Assustado, no meio da turba reunida,
Ele desamarrou a corda do saco de comida ;
Irada rastejou para fora uma serpe,
De crista ereta, com todo seu orgulho.

Quando a serpente saiu fora com a crista levantada, houve uma profecia do Bodhisatva como Buddha omnisciente. A multidão começou a sacudir as roupas e a estalar os dedos aos milhares, chuvas das sete pedras preciosas eram como chuvas de nuvem grossa, gritos de 'bom' elevaram-se as centenas de milhares e o barulho era como de terra que se abre.
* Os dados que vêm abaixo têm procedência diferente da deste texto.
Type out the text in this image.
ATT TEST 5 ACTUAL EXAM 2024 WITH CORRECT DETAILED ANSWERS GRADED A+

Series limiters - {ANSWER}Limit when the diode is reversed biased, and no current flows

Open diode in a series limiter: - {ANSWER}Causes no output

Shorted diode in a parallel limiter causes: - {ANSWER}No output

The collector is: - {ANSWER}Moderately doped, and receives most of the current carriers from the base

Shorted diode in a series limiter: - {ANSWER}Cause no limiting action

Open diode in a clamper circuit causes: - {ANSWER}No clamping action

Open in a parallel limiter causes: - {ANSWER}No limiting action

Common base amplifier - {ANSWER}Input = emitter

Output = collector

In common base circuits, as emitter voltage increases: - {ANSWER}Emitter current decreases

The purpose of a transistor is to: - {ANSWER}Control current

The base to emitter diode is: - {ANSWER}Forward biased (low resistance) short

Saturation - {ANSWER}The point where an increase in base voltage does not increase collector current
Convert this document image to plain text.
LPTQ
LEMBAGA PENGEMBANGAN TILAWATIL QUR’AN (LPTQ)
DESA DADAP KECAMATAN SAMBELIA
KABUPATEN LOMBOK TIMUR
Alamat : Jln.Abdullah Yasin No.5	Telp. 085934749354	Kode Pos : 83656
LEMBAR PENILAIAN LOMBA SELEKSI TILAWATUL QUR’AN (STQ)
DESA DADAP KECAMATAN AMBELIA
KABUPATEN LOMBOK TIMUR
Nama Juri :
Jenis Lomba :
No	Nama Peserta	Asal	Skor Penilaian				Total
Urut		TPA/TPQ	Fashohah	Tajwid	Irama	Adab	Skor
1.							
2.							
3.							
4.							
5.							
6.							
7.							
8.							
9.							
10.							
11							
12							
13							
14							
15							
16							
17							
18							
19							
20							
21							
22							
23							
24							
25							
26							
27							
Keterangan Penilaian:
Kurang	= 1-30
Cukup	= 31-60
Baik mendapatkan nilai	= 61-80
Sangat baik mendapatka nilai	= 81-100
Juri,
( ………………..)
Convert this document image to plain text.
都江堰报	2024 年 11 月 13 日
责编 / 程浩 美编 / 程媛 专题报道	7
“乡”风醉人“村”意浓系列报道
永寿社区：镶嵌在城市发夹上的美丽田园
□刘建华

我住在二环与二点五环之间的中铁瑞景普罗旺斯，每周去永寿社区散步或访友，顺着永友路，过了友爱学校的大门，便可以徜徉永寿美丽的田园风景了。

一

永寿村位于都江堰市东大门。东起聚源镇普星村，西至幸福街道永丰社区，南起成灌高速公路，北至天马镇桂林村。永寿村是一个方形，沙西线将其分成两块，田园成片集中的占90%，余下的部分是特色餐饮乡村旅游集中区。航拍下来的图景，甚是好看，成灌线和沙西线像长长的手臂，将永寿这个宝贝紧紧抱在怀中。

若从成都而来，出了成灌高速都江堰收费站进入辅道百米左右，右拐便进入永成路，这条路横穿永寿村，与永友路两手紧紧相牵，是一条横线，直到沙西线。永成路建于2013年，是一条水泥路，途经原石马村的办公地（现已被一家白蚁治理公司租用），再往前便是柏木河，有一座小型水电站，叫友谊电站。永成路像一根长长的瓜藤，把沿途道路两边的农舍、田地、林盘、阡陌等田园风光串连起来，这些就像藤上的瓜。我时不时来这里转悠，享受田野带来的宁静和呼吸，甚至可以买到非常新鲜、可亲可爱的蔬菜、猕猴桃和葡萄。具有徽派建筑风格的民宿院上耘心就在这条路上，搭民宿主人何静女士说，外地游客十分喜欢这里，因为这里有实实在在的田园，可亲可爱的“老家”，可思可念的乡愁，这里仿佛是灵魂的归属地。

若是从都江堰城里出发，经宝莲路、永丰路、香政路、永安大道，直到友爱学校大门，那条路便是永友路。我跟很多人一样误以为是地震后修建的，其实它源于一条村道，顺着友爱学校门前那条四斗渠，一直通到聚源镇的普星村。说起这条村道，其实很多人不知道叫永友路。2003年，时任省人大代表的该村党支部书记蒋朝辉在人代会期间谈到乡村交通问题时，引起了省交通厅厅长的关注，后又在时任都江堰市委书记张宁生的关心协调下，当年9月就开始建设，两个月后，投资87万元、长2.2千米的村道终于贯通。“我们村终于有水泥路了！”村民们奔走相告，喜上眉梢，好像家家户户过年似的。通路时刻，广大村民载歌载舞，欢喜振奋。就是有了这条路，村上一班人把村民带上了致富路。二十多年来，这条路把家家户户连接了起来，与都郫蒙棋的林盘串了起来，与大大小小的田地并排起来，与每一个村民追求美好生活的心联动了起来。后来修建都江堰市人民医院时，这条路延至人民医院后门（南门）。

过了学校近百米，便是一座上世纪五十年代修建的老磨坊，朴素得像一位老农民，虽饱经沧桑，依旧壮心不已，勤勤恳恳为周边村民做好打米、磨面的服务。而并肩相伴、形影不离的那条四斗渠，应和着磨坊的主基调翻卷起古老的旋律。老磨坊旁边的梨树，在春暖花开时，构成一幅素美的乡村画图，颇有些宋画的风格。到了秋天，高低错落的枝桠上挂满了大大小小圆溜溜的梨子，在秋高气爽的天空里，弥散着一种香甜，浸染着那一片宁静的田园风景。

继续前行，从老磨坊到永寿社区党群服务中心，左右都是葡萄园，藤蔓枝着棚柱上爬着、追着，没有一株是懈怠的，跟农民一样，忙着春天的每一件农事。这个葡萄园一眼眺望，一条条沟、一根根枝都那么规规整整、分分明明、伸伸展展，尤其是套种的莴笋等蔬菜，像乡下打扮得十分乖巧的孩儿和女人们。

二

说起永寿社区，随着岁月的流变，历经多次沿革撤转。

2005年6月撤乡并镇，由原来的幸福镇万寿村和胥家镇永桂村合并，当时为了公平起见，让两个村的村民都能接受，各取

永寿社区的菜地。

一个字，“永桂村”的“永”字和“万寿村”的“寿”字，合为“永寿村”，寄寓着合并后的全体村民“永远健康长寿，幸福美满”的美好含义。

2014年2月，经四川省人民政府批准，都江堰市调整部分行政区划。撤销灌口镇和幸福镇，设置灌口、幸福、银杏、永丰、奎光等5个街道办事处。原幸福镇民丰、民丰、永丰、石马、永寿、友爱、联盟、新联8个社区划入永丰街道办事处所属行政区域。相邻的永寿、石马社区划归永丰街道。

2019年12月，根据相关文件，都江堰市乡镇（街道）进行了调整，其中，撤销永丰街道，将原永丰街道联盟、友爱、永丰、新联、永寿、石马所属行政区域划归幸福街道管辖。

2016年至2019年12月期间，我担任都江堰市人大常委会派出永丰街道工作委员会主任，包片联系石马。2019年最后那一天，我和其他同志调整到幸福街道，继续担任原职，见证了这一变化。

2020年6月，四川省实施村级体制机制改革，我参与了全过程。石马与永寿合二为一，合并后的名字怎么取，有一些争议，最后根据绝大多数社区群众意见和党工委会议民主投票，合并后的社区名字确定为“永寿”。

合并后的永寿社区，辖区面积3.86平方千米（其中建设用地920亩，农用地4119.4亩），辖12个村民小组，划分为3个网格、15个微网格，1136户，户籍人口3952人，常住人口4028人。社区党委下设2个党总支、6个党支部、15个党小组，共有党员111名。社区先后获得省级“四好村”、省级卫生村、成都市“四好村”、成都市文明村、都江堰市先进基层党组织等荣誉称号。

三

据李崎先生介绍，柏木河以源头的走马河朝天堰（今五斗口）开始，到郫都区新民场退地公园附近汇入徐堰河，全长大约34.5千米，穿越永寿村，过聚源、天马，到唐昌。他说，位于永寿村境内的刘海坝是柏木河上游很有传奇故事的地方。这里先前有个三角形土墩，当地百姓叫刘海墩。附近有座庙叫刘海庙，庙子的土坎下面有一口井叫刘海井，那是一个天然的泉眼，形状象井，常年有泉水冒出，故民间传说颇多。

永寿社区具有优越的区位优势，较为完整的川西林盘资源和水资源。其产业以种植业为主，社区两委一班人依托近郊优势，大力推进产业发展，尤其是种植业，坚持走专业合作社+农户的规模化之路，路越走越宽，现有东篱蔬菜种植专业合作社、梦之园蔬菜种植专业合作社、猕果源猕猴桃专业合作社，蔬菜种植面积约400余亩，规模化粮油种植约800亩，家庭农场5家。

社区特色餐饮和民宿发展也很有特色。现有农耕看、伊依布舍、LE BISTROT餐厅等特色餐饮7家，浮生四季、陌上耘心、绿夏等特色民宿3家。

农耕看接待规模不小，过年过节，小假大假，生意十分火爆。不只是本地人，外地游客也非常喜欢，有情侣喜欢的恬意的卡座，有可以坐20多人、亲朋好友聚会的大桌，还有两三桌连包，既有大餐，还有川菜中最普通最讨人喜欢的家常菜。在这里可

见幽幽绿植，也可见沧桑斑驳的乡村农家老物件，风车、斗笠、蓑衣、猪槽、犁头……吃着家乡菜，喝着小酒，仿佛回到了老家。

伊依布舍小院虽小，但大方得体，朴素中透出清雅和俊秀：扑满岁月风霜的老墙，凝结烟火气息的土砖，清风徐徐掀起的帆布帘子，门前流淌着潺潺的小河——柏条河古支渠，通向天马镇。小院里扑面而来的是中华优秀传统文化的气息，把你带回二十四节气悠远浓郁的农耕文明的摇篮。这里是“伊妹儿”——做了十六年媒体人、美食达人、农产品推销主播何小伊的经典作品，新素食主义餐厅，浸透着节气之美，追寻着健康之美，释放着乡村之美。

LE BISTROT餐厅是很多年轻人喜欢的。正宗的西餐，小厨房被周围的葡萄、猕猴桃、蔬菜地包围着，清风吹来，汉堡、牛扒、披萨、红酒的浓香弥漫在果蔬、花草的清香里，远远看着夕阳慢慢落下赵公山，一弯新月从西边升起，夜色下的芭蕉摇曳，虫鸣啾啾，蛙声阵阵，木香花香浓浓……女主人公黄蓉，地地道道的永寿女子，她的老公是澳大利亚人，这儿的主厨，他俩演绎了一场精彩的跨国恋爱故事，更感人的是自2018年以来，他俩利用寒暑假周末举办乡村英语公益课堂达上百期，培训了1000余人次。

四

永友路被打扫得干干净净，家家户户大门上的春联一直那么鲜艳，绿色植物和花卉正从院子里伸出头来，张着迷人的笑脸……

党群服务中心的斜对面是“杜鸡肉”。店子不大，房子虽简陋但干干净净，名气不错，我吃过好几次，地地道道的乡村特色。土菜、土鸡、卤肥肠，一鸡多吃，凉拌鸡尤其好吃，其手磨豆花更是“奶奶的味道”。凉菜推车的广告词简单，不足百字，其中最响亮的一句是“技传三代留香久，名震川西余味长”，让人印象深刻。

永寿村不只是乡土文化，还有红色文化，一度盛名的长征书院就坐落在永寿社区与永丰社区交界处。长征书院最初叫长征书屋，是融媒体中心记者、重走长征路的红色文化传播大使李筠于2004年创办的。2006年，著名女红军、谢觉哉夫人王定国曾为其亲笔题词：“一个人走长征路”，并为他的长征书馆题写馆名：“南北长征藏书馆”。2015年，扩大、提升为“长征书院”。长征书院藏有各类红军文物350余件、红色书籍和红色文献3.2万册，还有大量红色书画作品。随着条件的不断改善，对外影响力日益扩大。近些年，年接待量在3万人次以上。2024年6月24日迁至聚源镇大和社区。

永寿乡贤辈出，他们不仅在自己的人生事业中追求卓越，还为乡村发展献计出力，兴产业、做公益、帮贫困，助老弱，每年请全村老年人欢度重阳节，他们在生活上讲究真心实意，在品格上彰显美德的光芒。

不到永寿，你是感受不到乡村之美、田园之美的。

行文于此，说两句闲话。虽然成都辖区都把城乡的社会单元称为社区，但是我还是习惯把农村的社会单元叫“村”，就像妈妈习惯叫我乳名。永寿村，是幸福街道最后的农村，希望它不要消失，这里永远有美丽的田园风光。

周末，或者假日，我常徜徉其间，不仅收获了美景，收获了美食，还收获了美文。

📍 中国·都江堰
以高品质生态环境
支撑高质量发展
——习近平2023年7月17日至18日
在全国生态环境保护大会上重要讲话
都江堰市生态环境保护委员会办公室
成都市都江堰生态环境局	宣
A resposta de tal pergunta com o poder de um Buddha não é o poder de nascença, nem o poder de homens ricos e de altas famílias : de que é o poder então ? Do conhecimento : a pessoa de conhecimento faz crescer o insight espiritual, abre a porta dos nobres Caminhos, entra no grande e infinito nirvāna e tem a mestria da perfeição do discipulado, de pacceka buddha e de buddha perfeito : conhecimento é a melhor dentre as qualidades que traz o grande e infinito nirvāna, o resto são ajudantes do conhecimento : e assim é dito :-

'Sabedoria é melhor,' confessa o bom,
Como a lua em céu estrelado ;
Virtude, fortuna, retidão,
São ajudantes do sábio.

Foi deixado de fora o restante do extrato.